'Preangerstelsel' ; Sistem Tanam Paksa Kopi di Tanah Priangan (1720 - 1870) - POJOKCERITA

Sunday, May 31, 2020

'Preangerstelsel' ; Sistem Tanam Paksa Kopi di Tanah Priangan (1720 - 1870)

Kesuksesan Belanda memanem kopi Jawa (Java cofee) pada percobaan penanaman kedua di Perkebunan Kebon Kopi, Batavia memancing pemerintah Hindia Belanda untuk menciptakan lahan-lahan baru kebun kopi di luar wilayah Batavia.

Daerah terdekat yang mendapat kesempatan untuk dikembangkan sebagai perkebunan kopi adalah wilayah Priangan, Jawa Barat. Untuk mempercepat usaha ekstensifikasi lahan baru tersebut, Belanda memperkenalkan mega project melalui suatu sistem yang disebut Preangerstelsel.

Preangerstelsel merupakan sistem tanam paksa kopi yang dilakukan oleh pemerintah Hindia Belanda di wilayah Priangan atau Parahyangan atau Preanger pada tahun 1720. VOC (Verenigde Oostindische Compagnie) sebagai perpanjangan tangan pemerintah Belanda yang bermarkas di Batavia berusaha keras mempertahankan dominasinya sebagai penguasa perdagangan rempah-rempah di wilayah Nusantara. 

Salah satu upaya yang dibuat VOC di Pulau Jawa adalah dengan menciptakan sistem tanam paksa pohon kopi dimana rakyat diwajibkan menanam pohon kopi pada lahan-lahan baru yang dibuka oleh VOC. Guna memuluskan programnya itu, VOC bekerja sama dengan para bangsawan dan penguasa lokal setempat guna menekan rakyatnya, tenutnya dengan perjanjian timbal balik yang saling menguntungkan kedua belah pihak. 

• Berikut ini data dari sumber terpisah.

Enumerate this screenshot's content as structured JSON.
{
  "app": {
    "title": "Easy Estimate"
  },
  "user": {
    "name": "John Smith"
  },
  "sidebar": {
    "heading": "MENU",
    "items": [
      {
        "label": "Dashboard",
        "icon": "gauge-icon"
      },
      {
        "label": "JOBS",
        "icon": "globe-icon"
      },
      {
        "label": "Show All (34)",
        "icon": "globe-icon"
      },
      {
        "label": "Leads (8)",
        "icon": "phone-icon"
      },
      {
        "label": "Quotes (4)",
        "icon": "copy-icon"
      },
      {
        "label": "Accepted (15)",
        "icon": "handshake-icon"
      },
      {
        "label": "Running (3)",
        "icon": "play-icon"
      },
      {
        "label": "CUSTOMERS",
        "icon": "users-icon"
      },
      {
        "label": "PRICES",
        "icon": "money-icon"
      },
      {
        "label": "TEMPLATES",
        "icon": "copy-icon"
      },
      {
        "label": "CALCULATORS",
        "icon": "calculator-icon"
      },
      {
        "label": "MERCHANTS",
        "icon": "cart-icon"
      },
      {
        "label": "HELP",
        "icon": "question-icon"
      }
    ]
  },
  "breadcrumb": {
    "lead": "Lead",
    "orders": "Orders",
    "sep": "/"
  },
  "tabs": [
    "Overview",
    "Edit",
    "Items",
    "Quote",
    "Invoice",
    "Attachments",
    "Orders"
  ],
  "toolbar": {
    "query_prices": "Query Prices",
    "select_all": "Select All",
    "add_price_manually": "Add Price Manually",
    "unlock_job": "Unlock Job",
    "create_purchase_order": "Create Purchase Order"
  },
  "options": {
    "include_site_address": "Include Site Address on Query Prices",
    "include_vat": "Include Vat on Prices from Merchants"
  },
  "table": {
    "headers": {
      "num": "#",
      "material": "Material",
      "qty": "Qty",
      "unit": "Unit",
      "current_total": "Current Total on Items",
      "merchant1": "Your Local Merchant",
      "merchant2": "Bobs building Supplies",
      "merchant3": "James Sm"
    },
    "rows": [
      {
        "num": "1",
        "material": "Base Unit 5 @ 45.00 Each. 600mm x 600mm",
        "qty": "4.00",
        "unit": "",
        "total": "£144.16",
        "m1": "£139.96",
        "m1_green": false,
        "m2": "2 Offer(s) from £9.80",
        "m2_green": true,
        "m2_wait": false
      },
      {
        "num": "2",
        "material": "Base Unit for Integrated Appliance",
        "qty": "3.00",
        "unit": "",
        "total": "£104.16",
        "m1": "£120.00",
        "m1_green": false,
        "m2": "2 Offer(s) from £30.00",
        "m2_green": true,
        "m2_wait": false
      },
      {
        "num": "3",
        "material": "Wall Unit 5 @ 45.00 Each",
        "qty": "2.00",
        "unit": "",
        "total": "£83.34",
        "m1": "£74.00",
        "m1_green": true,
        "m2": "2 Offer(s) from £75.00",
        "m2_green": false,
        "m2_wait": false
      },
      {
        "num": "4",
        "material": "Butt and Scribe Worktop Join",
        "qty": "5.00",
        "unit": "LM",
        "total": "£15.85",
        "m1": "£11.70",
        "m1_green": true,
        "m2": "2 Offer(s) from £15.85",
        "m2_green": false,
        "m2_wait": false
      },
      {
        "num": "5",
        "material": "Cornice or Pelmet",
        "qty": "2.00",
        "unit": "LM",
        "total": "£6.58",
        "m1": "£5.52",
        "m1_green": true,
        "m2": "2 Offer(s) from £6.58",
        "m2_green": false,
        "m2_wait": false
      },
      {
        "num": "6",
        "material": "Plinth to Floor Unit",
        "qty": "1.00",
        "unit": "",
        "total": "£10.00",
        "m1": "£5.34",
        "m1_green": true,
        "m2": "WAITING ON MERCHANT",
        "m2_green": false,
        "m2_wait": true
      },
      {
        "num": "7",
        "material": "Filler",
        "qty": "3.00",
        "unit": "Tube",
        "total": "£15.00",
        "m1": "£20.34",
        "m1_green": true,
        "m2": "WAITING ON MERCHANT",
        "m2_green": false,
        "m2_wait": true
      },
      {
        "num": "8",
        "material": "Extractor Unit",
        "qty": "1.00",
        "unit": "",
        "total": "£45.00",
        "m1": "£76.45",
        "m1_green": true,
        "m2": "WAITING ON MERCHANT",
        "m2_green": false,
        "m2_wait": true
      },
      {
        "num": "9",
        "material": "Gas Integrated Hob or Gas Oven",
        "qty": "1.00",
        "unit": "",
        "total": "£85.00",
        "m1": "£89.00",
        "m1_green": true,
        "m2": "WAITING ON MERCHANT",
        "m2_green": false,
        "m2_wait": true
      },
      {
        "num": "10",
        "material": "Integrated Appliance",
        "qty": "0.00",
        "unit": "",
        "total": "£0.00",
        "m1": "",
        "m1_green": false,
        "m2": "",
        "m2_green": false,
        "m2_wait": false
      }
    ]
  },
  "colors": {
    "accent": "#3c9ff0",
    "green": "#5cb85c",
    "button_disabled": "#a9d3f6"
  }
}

VOC dengan liciknya memanfaatkan kedudukan para menak, sentana, dan bangsawan Sunda saat itu untuk terlibat dalam memaksa rakyat kecil dalam mensukseskan program Preangerstelsel. Salah satu petinggi Sunda yang berhasil melaksanakan program tanam paksa kopi di daerah kekuasaannya adalah Raden Aria (R.A.) Wira Tanu III. Sejarawan mencatat bahwa Cianjur di bawah R.A. Wira Tanu III, pada tahun 1724, berhasil memanen kopi dalam jumlah besar sehingga memuaskan para pejabat VOC kala itu. Itulah masa-masa mulai dikenalnya Java coffee yaitu kopi berkualitas tinggi yang berasal dari perkebunan di wilayah Priangan khususnya Cianjur. Maka dapat dikatakan bahwa istilah populer “a cup of Java” merujuk pada kopi yang ditanam dan dipanen di Pulau Jawa yang utamanya dari daerah Priangan dengan basisnya di wilayah Cianjur dan sekitarnya.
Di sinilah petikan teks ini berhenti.